1. a kind of auxiliary blood fat reducing piece it is characterised in that: meter by weight includes the following raw material component: Radix Salviae Miltiorrhizae 500-700 part, Radix Puerariae 500-700 part, Monas cuspurpureus Went 150-300 part, propolis 10-50 part, green tea extract 10-50 part, xylitol 80-120 part, hydroxypropyl Cellulose 30-60 part, silicon dioxide 5-15 part, magnesium stearate 2-10 part.

2. according to claim 1 auxiliary blood fat reducing piece it is characterised in that: also include film coating agent 20-50 part.

3. according to claim 2 auxiliary blood fat reducing piece it is characterised in that: by weight meter include the following raw material group Point: Radix Salviae Miltiorrhizae 600-700 part, Radix Puerariae 600-700 part, Monas cuspurpureus Went 150-200 part, propolis 20-50 part, green tea extract 20-50 part, wood Sugar alcohol 80-120 part, Hydroxypropyl Cellulose 30-50 part, silicon dioxide 5-10 part, magnesium stearate 2-6 part, film coating agent 30-45 Part.

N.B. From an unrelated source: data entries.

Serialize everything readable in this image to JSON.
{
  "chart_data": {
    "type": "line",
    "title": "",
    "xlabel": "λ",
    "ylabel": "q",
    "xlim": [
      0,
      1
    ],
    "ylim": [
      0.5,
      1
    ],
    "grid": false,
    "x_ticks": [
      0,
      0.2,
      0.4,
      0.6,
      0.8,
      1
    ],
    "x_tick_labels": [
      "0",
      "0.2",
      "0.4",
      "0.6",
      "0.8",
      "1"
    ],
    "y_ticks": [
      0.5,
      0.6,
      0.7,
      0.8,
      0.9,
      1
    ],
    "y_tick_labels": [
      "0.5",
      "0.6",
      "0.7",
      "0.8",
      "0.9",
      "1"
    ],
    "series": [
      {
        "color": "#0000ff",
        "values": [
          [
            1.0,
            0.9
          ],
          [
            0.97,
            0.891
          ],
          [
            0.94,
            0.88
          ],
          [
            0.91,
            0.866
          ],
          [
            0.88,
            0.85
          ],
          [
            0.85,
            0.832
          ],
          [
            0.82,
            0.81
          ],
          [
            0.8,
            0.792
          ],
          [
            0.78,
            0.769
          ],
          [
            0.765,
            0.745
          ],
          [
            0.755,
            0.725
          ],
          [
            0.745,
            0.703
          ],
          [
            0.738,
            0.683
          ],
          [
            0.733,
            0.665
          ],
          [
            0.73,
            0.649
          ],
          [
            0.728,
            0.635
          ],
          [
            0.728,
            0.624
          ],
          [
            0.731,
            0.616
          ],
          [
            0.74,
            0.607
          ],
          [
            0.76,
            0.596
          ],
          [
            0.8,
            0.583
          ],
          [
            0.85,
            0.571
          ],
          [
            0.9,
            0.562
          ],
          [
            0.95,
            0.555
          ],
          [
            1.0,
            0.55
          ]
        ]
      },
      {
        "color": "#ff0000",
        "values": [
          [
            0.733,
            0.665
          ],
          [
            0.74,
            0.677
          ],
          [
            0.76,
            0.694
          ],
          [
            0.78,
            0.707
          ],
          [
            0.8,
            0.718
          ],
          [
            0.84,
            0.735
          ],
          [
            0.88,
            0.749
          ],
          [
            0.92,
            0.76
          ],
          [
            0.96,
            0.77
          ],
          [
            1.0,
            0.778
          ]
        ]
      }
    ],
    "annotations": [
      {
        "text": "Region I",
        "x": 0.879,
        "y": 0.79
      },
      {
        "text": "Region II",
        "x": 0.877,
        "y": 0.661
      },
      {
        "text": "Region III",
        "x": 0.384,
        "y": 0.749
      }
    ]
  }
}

4. a kind of prepare as described in any one of claim 1-3 auxiliary blood fat reducing piece method it is characterised in that: include as follows Step:

(1) pre-treatment: by Radix Salviae Miltiorrhizae, Radix Puerariae respectively net system, broken standby；Monas cuspurpureus Went, propolis co-grinding are sieved, obtains mixed powder i； Xylitol, Hydroxypropyl Cellulose, silicon dioxide, magnesium stearate and green tea extract are sieved respectively；

(2) extract, concentrate: weigh Radix Salviae Miltiorrhizae, Radix Puerariae by weight, add decocting to boil, filter, merging filtrate, by filtrate decompression Concentrate, obtain extractum；

(3) it is dried: extractum is spray-dried, sieves, obtain extract powder；

(4) mix: weigh xylitol, Hydroxypropyl Cellulose, mixed powder i, green tea extract and extract powder by weight, mixing, Obtain mixed powder ii.

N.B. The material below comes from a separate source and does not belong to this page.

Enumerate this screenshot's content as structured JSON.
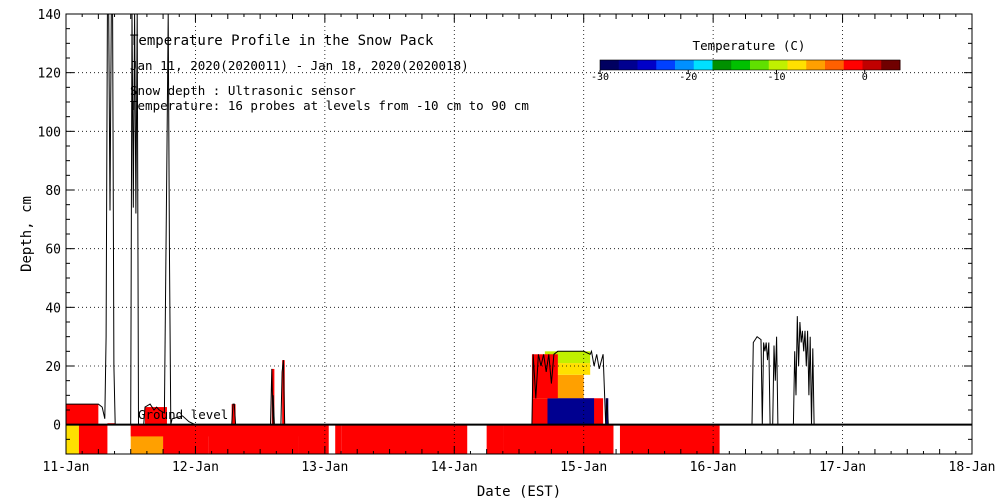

(5) pelletize: appropriate 80%-90% ethanol will be added in mixed powder ii to make soft material, pelletize, be dried, granulate, and must do Grain；

(6) total mixing: the silicon dioxide weighing by weight and magnesium stearate will be added in dry particl, mixing, obtain and always mix Thing；

5. auxiliary blood fat reducing piece according to claim 4 preparation method it is characterised in that: add in described step (2) The decocting of 10 times amount boils 2 times, each 1.5h.

6. auxiliary blood fat reducing piece according to claim 4 preparation method it is characterised in that: decompression in described step (2) The condition concentrating is 60-80 DEG C, -0.06--0.1mpa.

7. according to claim 4 auxiliary blood fat reducing piece preparation method it is characterised in that: will filter in described step (2) When liquid is concentrated under reduced pressure to give 70 DEG C, relative density is 1.05-1.15g/cm³Extractum.

8. auxiliary blood fat reducing piece according to claim 4 preparation method it is characterised in that: spraying in described step (3) Inlet temperature 170-180 DEG C is dried.

9. auxiliary blood fat reducing piece according to claim 4 preparation method it is characterised in that: mixed in described step (4) The conjunction time is 20-50min.

10. auxiliary blood fat reducing piece according to claim 4 preparation method it is characterised in that: mixed in described step (6) The conjunction time is 10-30min.